Кладбищенский пейзаж застывает, он неизменен. Лишь сменяемость времен года накладывает на его унылый вид свои декорации, слегка изменяя, но не трогая сути последнего пристанища, не меняя безотчётного боязливого и почтенного отношения к нему.

Когда двигатель заглох и моя машина, накатом, хрустя вымерзшим настом заснеженной обочины, остановилась, взгляд мой уперся именно в этот рельефно выделяющийся печальный профиль в замерзающем лазоревом зимнем небе усталого дня, - очерченный  черной краской, узнаваемый профиль кладбища, разгрызающий крестами густую синевато-фиолетовую краюху неба.
  Сидя в затихшей машине,  и закурив, я углубился в раздумья о решении вдруг возникшей ниоткуда проблемы. Реанимировать заглохший автомобиль мне вряд ли удастся, - я это осознавал интуитивно, тем более, догадывался о причине такой остановки, - давно барахливший регулятор напряжения. Резонно было вызывать эвакуатор и ничего не предпринимать самому; а коль так, то неплохо бы и позвонить домой, чтоб меня не ждали к привычному времени, - раздумывал я, выпуская табачный дым сквозь узенькую щель приоткрытого окна. Затянувшись еще пару раз сигаретой, и опустив стекло пониже, я с ожесточением, щелчком, отправил окурок в холод зимнего  вечера. Упав на темную ленту промерзшего асфальта окурок, обиженно фыркнул пучком красных брызг, и угас.
Два звонка по мобильнику не отняли много времени. Надо было решать, как скоротать час - полтора до приезда эвакуатора.
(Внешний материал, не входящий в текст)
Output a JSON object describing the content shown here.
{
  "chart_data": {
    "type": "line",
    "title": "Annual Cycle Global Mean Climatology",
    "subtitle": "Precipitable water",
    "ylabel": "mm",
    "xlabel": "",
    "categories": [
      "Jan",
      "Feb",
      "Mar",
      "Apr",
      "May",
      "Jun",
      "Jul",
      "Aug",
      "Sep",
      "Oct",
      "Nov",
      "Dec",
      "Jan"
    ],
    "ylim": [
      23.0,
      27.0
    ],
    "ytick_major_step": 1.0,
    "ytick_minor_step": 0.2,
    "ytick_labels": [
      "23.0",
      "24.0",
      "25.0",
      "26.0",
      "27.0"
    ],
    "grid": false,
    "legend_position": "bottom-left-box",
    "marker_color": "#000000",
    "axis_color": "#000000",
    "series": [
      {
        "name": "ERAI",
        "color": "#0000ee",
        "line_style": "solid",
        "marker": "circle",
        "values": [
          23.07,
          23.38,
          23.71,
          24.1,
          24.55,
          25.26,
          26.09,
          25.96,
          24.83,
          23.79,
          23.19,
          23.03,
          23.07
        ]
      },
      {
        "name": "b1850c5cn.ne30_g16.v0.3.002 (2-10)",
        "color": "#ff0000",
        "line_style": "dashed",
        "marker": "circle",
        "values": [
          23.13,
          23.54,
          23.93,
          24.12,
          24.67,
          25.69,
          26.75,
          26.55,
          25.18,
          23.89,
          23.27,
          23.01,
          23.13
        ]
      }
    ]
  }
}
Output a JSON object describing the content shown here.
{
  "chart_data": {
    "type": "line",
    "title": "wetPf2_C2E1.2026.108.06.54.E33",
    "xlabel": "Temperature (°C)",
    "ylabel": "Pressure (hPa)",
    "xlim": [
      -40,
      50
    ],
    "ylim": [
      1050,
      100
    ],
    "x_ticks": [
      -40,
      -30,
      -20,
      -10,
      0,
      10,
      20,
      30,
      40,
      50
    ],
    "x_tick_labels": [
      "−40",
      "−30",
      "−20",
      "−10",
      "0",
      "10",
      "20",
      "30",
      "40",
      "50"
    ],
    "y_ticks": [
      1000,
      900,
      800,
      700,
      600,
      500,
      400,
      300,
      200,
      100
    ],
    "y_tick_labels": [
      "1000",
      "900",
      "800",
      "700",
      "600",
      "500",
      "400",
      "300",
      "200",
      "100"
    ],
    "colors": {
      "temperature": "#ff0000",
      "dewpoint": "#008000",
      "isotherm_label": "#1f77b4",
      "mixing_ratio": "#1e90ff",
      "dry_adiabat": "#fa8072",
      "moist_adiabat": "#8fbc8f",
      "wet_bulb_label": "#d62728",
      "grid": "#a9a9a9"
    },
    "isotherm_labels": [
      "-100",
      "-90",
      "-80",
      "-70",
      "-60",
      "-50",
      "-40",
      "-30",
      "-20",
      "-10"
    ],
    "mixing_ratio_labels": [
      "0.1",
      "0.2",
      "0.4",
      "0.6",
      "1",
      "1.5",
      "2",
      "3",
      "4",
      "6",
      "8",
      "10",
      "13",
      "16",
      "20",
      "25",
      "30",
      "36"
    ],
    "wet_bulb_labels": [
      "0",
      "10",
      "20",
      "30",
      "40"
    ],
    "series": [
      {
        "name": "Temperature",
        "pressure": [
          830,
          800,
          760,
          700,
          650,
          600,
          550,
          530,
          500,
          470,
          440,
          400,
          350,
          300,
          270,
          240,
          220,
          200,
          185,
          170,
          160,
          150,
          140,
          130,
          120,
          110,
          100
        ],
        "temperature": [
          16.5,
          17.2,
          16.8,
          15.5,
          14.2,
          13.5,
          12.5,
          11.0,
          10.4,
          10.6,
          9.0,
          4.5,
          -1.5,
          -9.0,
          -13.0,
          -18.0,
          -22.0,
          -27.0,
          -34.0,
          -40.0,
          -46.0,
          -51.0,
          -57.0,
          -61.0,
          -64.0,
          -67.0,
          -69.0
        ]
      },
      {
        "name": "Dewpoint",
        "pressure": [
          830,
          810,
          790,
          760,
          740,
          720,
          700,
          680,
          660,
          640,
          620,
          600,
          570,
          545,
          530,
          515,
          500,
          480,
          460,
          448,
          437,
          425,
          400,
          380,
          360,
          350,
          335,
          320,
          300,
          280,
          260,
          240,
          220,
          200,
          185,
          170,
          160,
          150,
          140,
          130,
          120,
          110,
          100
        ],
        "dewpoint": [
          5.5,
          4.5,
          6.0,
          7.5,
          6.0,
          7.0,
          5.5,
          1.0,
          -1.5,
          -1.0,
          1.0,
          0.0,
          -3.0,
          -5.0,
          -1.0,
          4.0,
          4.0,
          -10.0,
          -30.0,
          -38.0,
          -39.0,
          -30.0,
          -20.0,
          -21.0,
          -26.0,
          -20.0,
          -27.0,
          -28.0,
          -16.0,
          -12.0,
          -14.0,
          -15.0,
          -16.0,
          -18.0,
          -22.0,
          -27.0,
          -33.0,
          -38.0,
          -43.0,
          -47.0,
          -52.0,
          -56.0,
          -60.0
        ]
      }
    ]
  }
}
Мои раздумья о сбережении тепла на это время, в быстро остывающем салоне моего «тарантаса», были прерваны засветившимися окнами в домике, возле кладбищенских ворот. Магическая теплота апельсинового цвета окон на фоне синеющих сугробов, дарила безотчетную надежду на возможность не окоченеть на пустой дороге. Выбор был ясен.
Закрыть машину удалось сразу, - замки сработали лишь только я инстинктивно, по привычке нажал на кнопку брелка, - сработали, даже от  весьма подсевшего аккумулятора. Удивившись этому факту, - живучести аккумулятора, - ведь я ехал практически на оставшейся энергии в его дряхлеющем свинце, - мистика какая-то! - и дернув для верности за ручки дверей, я убедился что они действительно закрыты и зашагал по направлению к домику кладбищенского смотрителя.
Огромные тополя, с толстенными стволами, вросшие на столетия в землю и усыпанные снегом, поддерживали с боков уютный бревенчатый домик, притулившийся к ограде. Обычный деревянный сруб, с сугробом на крыше и тремя светящимися оконцами. Над трехступенчатым дощатым крылечком темнела дверь, обитая выцветши дерматином и перехваченная накрест плотной тесьмой, блестела шляпками обивочных гвоздей. Звонка не наблюдалось. В эту дверь не звонили. Не особо желанное место, очередей нет... Чтоб как-то обозначить своё намерение, необходимо было постучать. Постучать можно было только по потертой металлической скобе дверной ручки, что я и сделал, и, услышав «Не заперто!», толкнул дверь во внутрь.
Открыв дверь, я не увидел ничего жуткого или страшного: рисунчатые занавески, на проволочном подвесе, отгораживая основную комнату, образовывали прихожую. Я переступил порог и оказался лицом к лицу с плотным седым стариком, лет шестидесяти, в стеганой жилетке поверх свитера и защитного цвета брюках неопределенного покроя, вставшего мне навстречу от стола, за которым он сидел с девочкой лет двенадцати.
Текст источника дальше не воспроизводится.